Oggi, allo stadio, si sono avvertiti parecchi fischi, in particolare dalla tribuna, all'indirizzo dei giocatori e, chissà, forse anche di qualcun altro. Poi, all'uscita, tra i tifosi che rientravano dallo stadio, non sono mancati anche i commenti velenosi verso le scelte tattiche, le sostituzioni, i giornalisti che non avrebbero il coraggio di dire chissà poi che cosa (sempre la solita storia).

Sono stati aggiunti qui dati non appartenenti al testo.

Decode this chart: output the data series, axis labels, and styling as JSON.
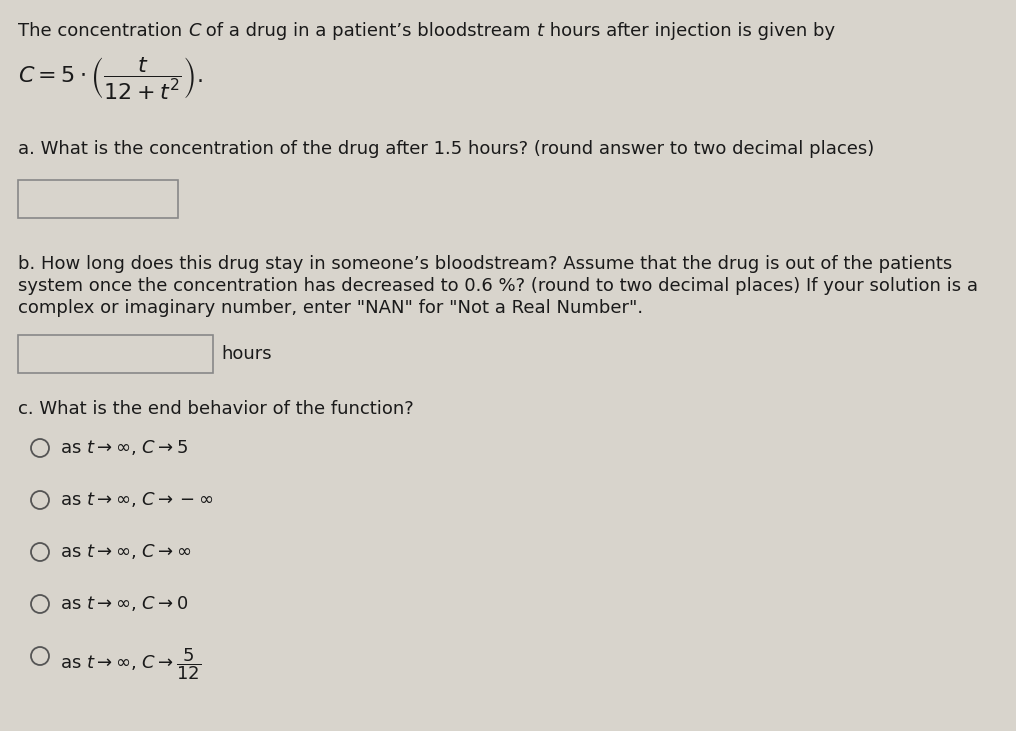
{
  "bg_color": "#d8d4cc",
  "text_color": "#1a1a1a",
  "font_size_body": 13.0,
  "box_color": "#d8d4cc",
  "box_edge_color": "#888888",
  "line1_plain": "The concentration ",
  "line1_italic_C": "C",
  "line1_mid": " of a drug in a patient’s bloodstream ",
  "line1_italic_t": "t",
  "line1_end": " hours after injection is given by",
  "part_a": "a. What is the concentration of the drug after 1.5 hours? (round answer to two decimal places)",
  "part_b_line1": "b. How long does this drug stay in someone’s bloodstream? Assume that the drug is out of the patients",
  "part_b_line2": "system once the concentration has decreased to 0.6 %? (round to two decimal places) If your solution is a",
  "part_b_line3": "complex or imaginary number, enter \"NAN\" for \"Not a Real Number\".",
  "hours_label": "hours",
  "part_c": "c. What is the end behavior of the function?",
  "radio_labels": [
    "as t → ∞, C → 5",
    "as t → ∞, C → − ∞",
    "as t → ∞, C → ∞",
    "as t → ∞, C → 0",
    "as t → ∞, C → 5/12_frac"
  ]
}
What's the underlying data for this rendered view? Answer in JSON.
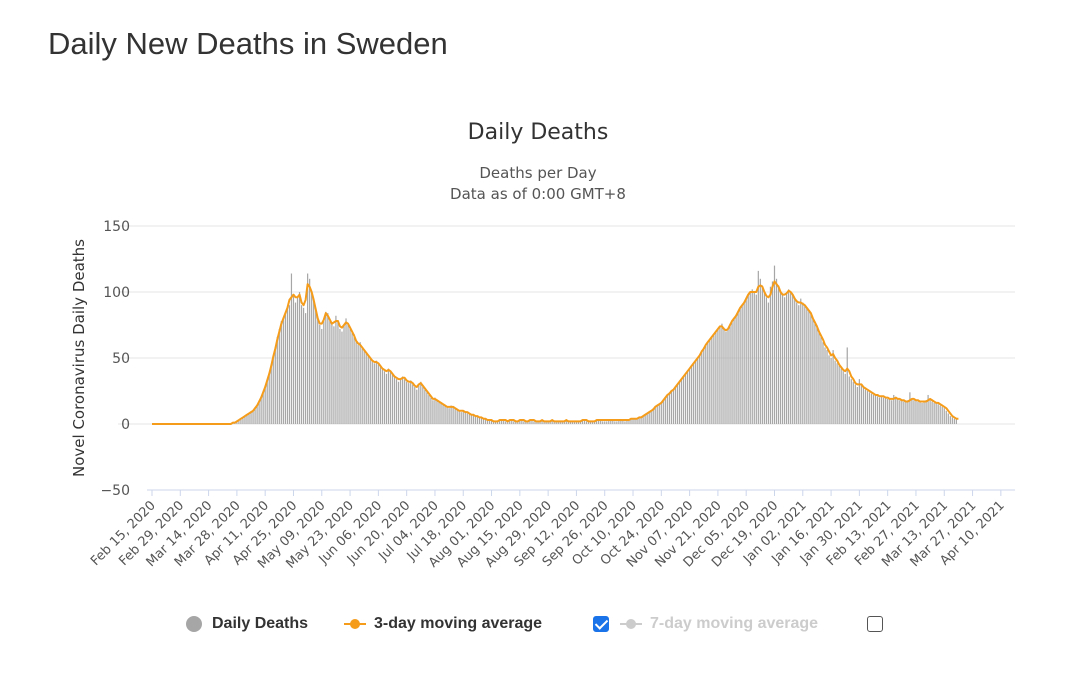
{
  "page": {
    "heading": "Daily New Deaths in Sweden"
  },
  "chart_data": {
    "type": "bar",
    "title": "Daily Deaths",
    "subtitle_lines": [
      "Deaths per Day",
      "Data as of 0:00 GMT+8"
    ],
    "ylabel": "Novel Coronavirus Daily Deaths",
    "xlabel": "",
    "ylim": [
      -50,
      150
    ],
    "yticks": [
      150,
      100,
      50,
      0,
      -50
    ],
    "grid": true,
    "start_date": "2020-02-15",
    "end_date": "2021-04-17",
    "xticks": [
      "Feb 15, 2020",
      "Feb 29, 2020",
      "Mar 14, 2020",
      "Mar 28, 2020",
      "Apr 11, 2020",
      "Apr 25, 2020",
      "May 09, 2020",
      "May 23, 2020",
      "Jun 06, 2020",
      "Jun 20, 2020",
      "Jul 04, 2020",
      "Jul 18, 2020",
      "Aug 01, 2020",
      "Aug 15, 2020",
      "Aug 29, 2020",
      "Sep 12, 2020",
      "Sep 26, 2020",
      "Oct 10, 2020",
      "Oct 24, 2020",
      "Nov 07, 2020",
      "Nov 21, 2020",
      "Dec 05, 2020",
      "Dec 19, 2020",
      "Jan 02, 2021",
      "Jan 16, 2021",
      "Jan 30, 2021",
      "Feb 13, 2021",
      "Feb 27, 2021",
      "Mar 13, 2021",
      "Mar 27, 2021",
      "Apr 10, 2021"
    ],
    "series": [
      {
        "name": "Daily Deaths",
        "kind": "bar",
        "color": "#a6a6a6",
        "visible": true,
        "values": [
          0,
          0,
          0,
          0,
          0,
          0,
          0,
          0,
          0,
          0,
          0,
          0,
          0,
          0,
          0,
          0,
          0,
          0,
          0,
          0,
          0,
          0,
          0,
          0,
          0,
          0,
          0,
          0,
          0,
          0,
          0,
          0,
          0,
          0,
          0,
          0,
          0,
          0,
          0,
          0,
          1,
          1,
          2,
          3,
          4,
          5,
          6,
          7,
          8,
          9,
          10,
          12,
          14,
          17,
          20,
          24,
          28,
          33,
          38,
          45,
          52,
          58,
          66,
          72,
          78,
          80,
          84,
          88,
          90,
          114,
          98,
          92,
          96,
          100,
          90,
          88,
          84,
          114,
          110,
          100,
          95,
          86,
          80,
          75,
          72,
          80,
          85,
          84,
          78,
          76,
          74,
          82,
          78,
          72,
          70,
          75,
          80,
          76,
          72,
          70,
          68,
          62,
          60,
          62,
          58,
          56,
          54,
          52,
          50,
          48,
          46,
          48,
          46,
          44,
          42,
          40,
          38,
          42,
          40,
          38,
          36,
          34,
          32,
          34,
          36,
          34,
          32,
          31,
          33,
          30,
          28,
          26,
          30,
          32,
          28,
          26,
          24,
          22,
          20,
          18,
          20,
          18,
          17,
          16,
          15,
          14,
          13,
          12,
          14,
          13,
          12,
          11,
          10,
          9,
          10,
          9,
          8,
          8,
          7,
          7,
          6,
          6,
          5,
          5,
          4,
          4,
          3,
          3,
          3,
          2,
          2,
          2,
          3,
          3,
          3,
          2,
          2,
          3,
          3,
          2,
          2,
          2,
          3,
          3,
          2,
          2,
          2,
          3,
          3,
          2,
          2,
          2,
          2,
          3,
          2,
          2,
          2,
          2,
          3,
          2,
          2,
          2,
          2,
          2,
          2,
          3,
          2,
          2,
          2,
          2,
          2,
          2,
          2,
          3,
          3,
          2,
          2,
          2,
          2,
          2,
          3,
          3,
          3,
          2,
          2,
          2,
          3,
          3,
          3,
          2,
          2,
          3,
          3,
          3,
          2,
          3,
          3,
          4,
          4,
          4,
          4,
          5,
          5,
          6,
          7,
          8,
          9,
          10,
          12,
          13,
          14,
          15,
          16,
          18,
          20,
          22,
          24,
          25,
          26,
          28,
          30,
          32,
          34,
          36,
          38,
          40,
          42,
          44,
          46,
          48,
          50,
          52,
          55,
          58,
          60,
          62,
          64,
          66,
          68,
          70,
          72,
          74,
          76,
          73,
          70,
          72,
          75,
          78,
          80,
          82,
          85,
          88,
          90,
          92,
          95,
          98,
          100,
          102,
          100,
          98,
          116,
          110,
          105,
          100,
          96,
          92,
          104,
          108,
          120,
          110,
          105,
          100,
          98,
          96,
          100,
          102,
          100,
          98,
          95,
          92,
          90,
          95,
          92,
          90,
          88,
          86,
          84,
          80,
          76,
          74,
          70,
          66,
          62,
          58,
          56,
          52,
          50,
          56,
          48,
          46,
          44,
          42,
          40,
          38,
          58,
          36,
          34,
          32,
          30,
          28,
          34,
          30,
          28,
          26,
          25,
          24,
          23,
          22,
          22,
          21,
          20,
          21,
          20,
          20,
          19,
          19,
          18,
          22,
          20,
          19,
          18,
          18,
          17,
          17,
          18,
          24,
          19,
          18,
          18,
          17,
          17,
          16,
          17,
          18,
          22,
          18,
          17,
          16,
          16,
          15,
          14,
          13,
          12,
          10,
          8,
          6,
          5,
          4,
          4
        ]
      },
      {
        "name": "3-day moving average",
        "kind": "line",
        "color": "#f59c1a",
        "visible": true,
        "values": [
          0,
          0,
          0,
          0,
          0,
          0,
          0,
          0,
          0,
          0,
          0,
          0,
          0,
          0,
          0,
          0,
          0,
          0,
          0,
          0,
          0,
          0,
          0,
          0,
          0,
          0,
          0,
          0,
          0,
          0,
          0,
          0,
          0,
          0,
          0,
          0,
          0,
          0,
          0,
          0,
          1,
          1,
          2,
          3,
          4,
          5,
          6,
          7,
          8,
          9,
          10,
          12,
          14,
          17,
          20,
          24,
          28,
          33,
          38,
          44,
          51,
          57,
          64,
          70,
          76,
          80,
          84,
          88,
          94,
          96,
          98,
          96,
          96,
          98,
          92,
          90,
          94,
          106,
          104,
          100,
          94,
          87,
          80,
          76,
          76,
          79,
          84,
          82,
          79,
          76,
          77,
          78,
          78,
          74,
          73,
          75,
          77,
          76,
          73,
          70,
          67,
          63,
          61,
          60,
          58,
          56,
          54,
          52,
          50,
          48,
          47,
          47,
          46,
          44,
          42,
          41,
          40,
          41,
          40,
          38,
          36,
          35,
          34,
          34,
          35,
          35,
          33,
          32,
          32,
          31,
          29,
          28,
          30,
          31,
          29,
          27,
          25,
          23,
          21,
          19,
          19,
          18,
          17,
          16,
          15,
          14,
          13,
          13,
          13,
          13,
          12,
          11,
          10,
          10,
          10,
          9,
          9,
          8,
          7,
          7,
          6,
          6,
          5,
          5,
          4,
          4,
          3,
          3,
          3,
          2,
          2,
          2,
          3,
          3,
          3,
          3,
          2,
          3,
          3,
          3,
          2,
          2,
          3,
          3,
          3,
          2,
          2,
          3,
          3,
          3,
          2,
          2,
          2,
          3,
          2,
          2,
          2,
          2,
          3,
          2,
          2,
          2,
          2,
          2,
          2,
          3,
          2,
          2,
          2,
          2,
          2,
          2,
          2,
          3,
          3,
          3,
          2,
          2,
          2,
          2,
          3,
          3,
          3,
          3,
          3,
          3,
          3,
          3,
          3,
          3,
          3,
          3,
          3,
          3,
          3,
          3,
          3,
          4,
          4,
          4,
          4,
          5,
          5,
          6,
          7,
          8,
          9,
          10,
          11,
          13,
          14,
          15,
          16,
          18,
          20,
          22,
          23,
          25,
          26,
          28,
          30,
          32,
          34,
          36,
          38,
          40,
          42,
          44,
          46,
          48,
          50,
          52,
          55,
          57,
          60,
          62,
          64,
          66,
          68,
          70,
          72,
          74,
          74,
          72,
          71,
          72,
          75,
          78,
          80,
          82,
          85,
          88,
          90,
          92,
          95,
          98,
          100,
          100,
          100,
          100,
          104,
          105,
          104,
          100,
          97,
          96,
          98,
          104,
          108,
          106,
          104,
          100,
          98,
          98,
          99,
          101,
          100,
          98,
          95,
          93,
          92,
          92,
          91,
          90,
          88,
          86,
          84,
          80,
          77,
          74,
          70,
          67,
          64,
          60,
          58,
          55,
          52,
          53,
          50,
          48,
          45,
          43,
          41,
          40,
          42,
          40,
          36,
          34,
          31,
          30,
          30,
          30,
          28,
          27,
          26,
          25,
          24,
          23,
          22,
          22,
          21,
          21,
          21,
          20,
          20,
          19,
          19,
          19,
          20,
          19,
          19,
          18,
          18,
          17,
          17,
          18,
          19,
          19,
          18,
          18,
          17,
          17,
          17,
          17,
          18,
          19,
          18,
          17,
          16,
          16,
          15,
          14,
          13,
          12,
          10,
          8,
          6,
          5,
          4,
          4
        ]
      },
      {
        "name": "7-day moving average",
        "kind": "line",
        "color": "#cccccc",
        "visible": false,
        "values": []
      }
    ],
    "legend_placement": "bottom-center"
  },
  "legend": {
    "items": [
      {
        "label": "Daily Deaths",
        "color": "#a6a6a6",
        "checkbox": null
      },
      {
        "label": "3-day moving average",
        "color": "#f59c1a",
        "checkbox": true
      },
      {
        "label": "7-day moving average",
        "color": "#cccccc",
        "checkbox": false
      }
    ]
  }
}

Quando la nave affonda, si dice, i topi scappano, ma non solo la nave non sta affondando, ma tiene ancora bene il mare e non sembra avere problemi né, ci pare, c'è qualcuno che la vuole spremere come un limone e farle fare la fine del Titanic, troppo veloce e troppo sicuro per non finire contro un iceberg. La Lucchese, però, non ha al timone un comandante prossimo alla pensione e deciso a far del suo ultimo viaggio una sorta di record mondiale di velocità. La Lucchese non ha esagerato i conti né sfruttato la buonafede e i portafogli dei cosiddetti passeggeri di terza. Anzi. Ha fatto tutto da sé e nulla ha avuto né ha chiesto al pubblico che, infatti, a parte i soliti 1500, non è che abbia mostrato grande interesse alla sua rincorsa verso dove era stata lasciata.

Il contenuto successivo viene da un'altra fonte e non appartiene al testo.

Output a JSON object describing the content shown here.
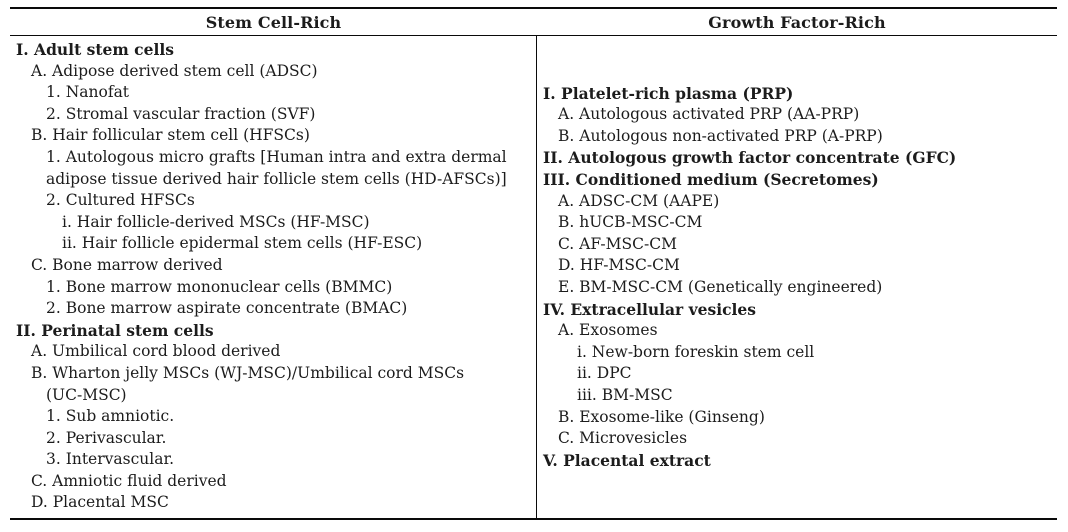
{
  "table": {
    "headers": [
      {
        "label": "Stem Cell-Rich"
      },
      {
        "label": "Growth Factor-Rich"
      }
    ],
    "columns": [
      {
        "id": "stem-cell-rich",
        "lines": [
          {
            "text": "I. Adult stem cells",
            "indent": 0,
            "bold": true
          },
          {
            "text": "A. Adipose derived stem cell (ADSC)",
            "indent": 1,
            "bold": false
          },
          {
            "text": "1. Nanofat",
            "indent": 2,
            "bold": false
          },
          {
            "text": "2. Stromal vascular fraction (SVF)",
            "indent": 2,
            "bold": false
          },
          {
            "text": "B. Hair follicular stem cell (HFSCs)",
            "indent": 1,
            "bold": false
          },
          {
            "text": "1. Autologous micro grafts [Human intra and extra dermal",
            "indent": 2,
            "bold": false
          },
          {
            "text": "adipose tissue derived hair follicle stem cells (HD-AFSCs)]",
            "indent": 2,
            "bold": false
          },
          {
            "text": "2. Cultured HFSCs",
            "indent": 2,
            "bold": false
          },
          {
            "text": "i. Hair follicle-derived MSCs (HF-MSC)",
            "indent": 3,
            "bold": false
          },
          {
            "text": "ii. Hair follicle epidermal stem cells (HF-ESC)",
            "indent": 3,
            "bold": false
          },
          {
            "text": "C. Bone marrow derived",
            "indent": 1,
            "bold": false
          },
          {
            "text": "1. Bone marrow mononuclear cells (BMMC)",
            "indent": 2,
            "bold": false
          },
          {
            "text": "2. Bone marrow aspirate concentrate (BMAC)",
            "indent": 2,
            "bold": false
          },
          {
            "text": "II. Perinatal stem cells",
            "indent": 0,
            "bold": true
          },
          {
            "text": "A. Umbilical cord blood derived",
            "indent": 1,
            "bold": false
          },
          {
            "text": "B. Wharton jelly MSCs (WJ-MSC)/Umbilical cord MSCs",
            "indent": 1,
            "bold": false
          },
          {
            "text": "(UC-MSC)",
            "indent": 2,
            "bold": false
          },
          {
            "text": "1. Sub amniotic.",
            "indent": 2,
            "bold": false
          },
          {
            "text": "2. Perivascular.",
            "indent": 2,
            "bold": false
          },
          {
            "text": "3. Intervascular.",
            "indent": 2,
            "bold": false
          },
          {
            "text": "C. Amniotic fluid derived",
            "indent": 1,
            "bold": false
          },
          {
            "text": "D. Placental MSC",
            "indent": 1,
            "bold": false
          }
        ]
      },
      {
        "id": "growth-factor-rich",
        "lines": [
          {
            "text": "I. Platelet-rich plasma (PRP)",
            "indent": 0,
            "bold": true
          },
          {
            "text": "A. Autologous activated PRP (AA-PRP)",
            "indent": 1,
            "bold": false
          },
          {
            "text": "B. Autologous non-activated PRP (A-PRP)",
            "indent": 1,
            "bold": false
          },
          {
            "text": "II. Autologous growth factor concentrate (GFC)",
            "indent": 0,
            "bold": true
          },
          {
            "text": "III. Conditioned medium (Secretomes)",
            "indent": 0,
            "bold": true
          },
          {
            "text": "A. ADSC-CM (AAPE)",
            "indent": 1,
            "bold": false
          },
          {
            "text": "B. hUCB-MSC-CM",
            "indent": 1,
            "bold": false
          },
          {
            "text": "C. AF-MSC-CM",
            "indent": 1,
            "bold": false
          },
          {
            "text": "D. HF-MSC-CM",
            "indent": 1,
            "bold": false
          },
          {
            "text": "E. BM-MSC-CM (Genetically engineered)",
            "indent": 1,
            "bold": false
          },
          {
            "text": "IV. Extracellular vesicles",
            "indent": 0,
            "bold": true
          },
          {
            "text": "A. Exosomes",
            "indent": 1,
            "bold": false
          },
          {
            "text": "i. New-born foreskin stem cell",
            "indent": 2,
            "bold": false
          },
          {
            "text": "ii. DPC",
            "indent": 2,
            "bold": false
          },
          {
            "text": "iii. BM-MSC",
            "indent": 2,
            "bold": false
          },
          {
            "text": "B. Exosome-like (Ginseng)",
            "indent": 1,
            "bold": false
          },
          {
            "text": "C. Microvesicles",
            "indent": 1,
            "bold": false
          },
          {
            "text": "V. Placental extract",
            "indent": 0,
            "bold": true
          }
        ]
      }
    ]
  },
  "colors": {
    "text": "#1c1c1c",
    "rule": "#0a0a0a",
    "background": "#ffffff"
  }
}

A poche giornate dalla fine sarebbe un suicidio mettersi a fare processi o decidere di andare in terapia psicoanalitica. Non ce n'è il tempo né, probabilmente, nemmeno il bisogno. Poi non si capisce perché si dovrebbe fare un dramma quando è abbastanza chiaro che basterebbe un risultato positivo, magari eclatante, per ritrovare quella fiducia in se stessi che, anche oggi dopo il primo gol subìto, è venuta a mancare. Purtroppo questa Lucchese era stata abituata male dai suoi avversari: una vittoria dietro l'altra, un cammino apparentemente tutto in discesa, corazzata di qui, portaerei di là, nessuno capace di batterla e via dicendo. Peccato che, alla fine, tutti si siano convinti che la vittoria era diventata quasi un diritto piuttosto che il frutto di un costante sacrificarsi e applicarsi. E' iniziato il girone di ritorno e, come accade sempre, le partite sono un po' più difficili anche perché gli avversari cominciano ad avere il fiato corto e il respiro sul collo o per paura di finire nei play-out o per desiderio di accedere ai play-off.

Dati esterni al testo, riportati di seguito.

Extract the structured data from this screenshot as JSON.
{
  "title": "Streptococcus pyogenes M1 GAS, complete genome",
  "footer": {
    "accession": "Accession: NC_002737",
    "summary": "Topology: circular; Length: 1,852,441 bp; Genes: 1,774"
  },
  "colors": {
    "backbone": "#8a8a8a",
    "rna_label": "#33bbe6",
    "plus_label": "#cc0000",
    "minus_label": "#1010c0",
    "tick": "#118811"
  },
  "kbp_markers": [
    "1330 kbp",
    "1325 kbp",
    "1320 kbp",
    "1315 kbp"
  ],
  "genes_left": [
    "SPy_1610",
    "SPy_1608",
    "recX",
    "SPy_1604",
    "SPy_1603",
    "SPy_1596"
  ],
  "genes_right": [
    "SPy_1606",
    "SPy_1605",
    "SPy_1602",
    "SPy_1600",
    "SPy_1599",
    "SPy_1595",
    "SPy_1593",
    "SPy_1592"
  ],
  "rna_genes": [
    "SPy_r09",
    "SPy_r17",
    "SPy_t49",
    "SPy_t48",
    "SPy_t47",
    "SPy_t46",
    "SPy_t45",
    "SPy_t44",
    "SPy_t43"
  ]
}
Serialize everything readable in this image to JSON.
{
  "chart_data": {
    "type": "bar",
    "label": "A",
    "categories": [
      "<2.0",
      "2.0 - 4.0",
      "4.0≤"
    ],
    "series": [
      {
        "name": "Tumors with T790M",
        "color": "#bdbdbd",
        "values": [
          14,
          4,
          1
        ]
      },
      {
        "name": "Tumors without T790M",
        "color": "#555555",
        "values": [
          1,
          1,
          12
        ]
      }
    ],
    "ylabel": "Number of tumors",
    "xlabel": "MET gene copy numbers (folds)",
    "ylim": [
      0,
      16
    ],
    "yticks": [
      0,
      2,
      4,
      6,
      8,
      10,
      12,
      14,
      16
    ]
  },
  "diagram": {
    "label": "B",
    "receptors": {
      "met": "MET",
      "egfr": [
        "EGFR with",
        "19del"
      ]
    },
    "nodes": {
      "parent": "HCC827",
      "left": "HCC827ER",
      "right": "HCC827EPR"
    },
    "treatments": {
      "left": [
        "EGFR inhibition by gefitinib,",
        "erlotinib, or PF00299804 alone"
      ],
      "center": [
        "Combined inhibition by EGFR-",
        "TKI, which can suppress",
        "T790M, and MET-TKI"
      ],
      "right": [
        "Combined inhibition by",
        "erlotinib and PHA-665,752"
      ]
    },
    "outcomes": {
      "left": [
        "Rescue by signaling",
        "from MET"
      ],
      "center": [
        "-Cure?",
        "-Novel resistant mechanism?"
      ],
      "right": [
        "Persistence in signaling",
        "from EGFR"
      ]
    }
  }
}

Ecco, il problema sta proprio nel fatto che tutti si aspettano che la Lucchese uccida, domenica dopo domenica, la squadra contro cui gioca e non capiscono che, a questo punto, bisogna ritrovare l'umiltà, il costruirsi la casa gara dopo gara, mattone dopo mattone, senza giocare con sufficienza o nella convinzione che anche se si sbagliano quattro occasioni di seguito l'avversario, essendo tramortito e in balìa dei rossoneri, rinunci a combattere o a provarci. Irritante è stato, oggi nel finale del primo tempo, l'arrembaggio rossonero alla porta di Gaudino, un susseguirsi di tira e molla batti e ribatti che non hanno provocato se non la sensazione che quando troppo sbagli, alla fine paghi dazio. Così è stato. Tuttavia, e visto che gli imbecilli potrebbero volare e riempire il cielo, ma, fortunatamente, non hanno le ali cosicché può anche capitare di trovarsi sopra la testa un bel manto di colore azzurro, noi rinunciamo a qualsivoglia tipo di non solo di processo, ma anche di semplice critica. Piena e incondizionata fiducia a Favarin, Giovannini e Giuliani che hanno restituito una dignità a questa società. I primi due, in particolare, hanno ora bisogno di sentire vicino tutto il calore del mondo. Ce l'hanno non perché sia una necessità, ma perché se lo sono meritato e guadagnato.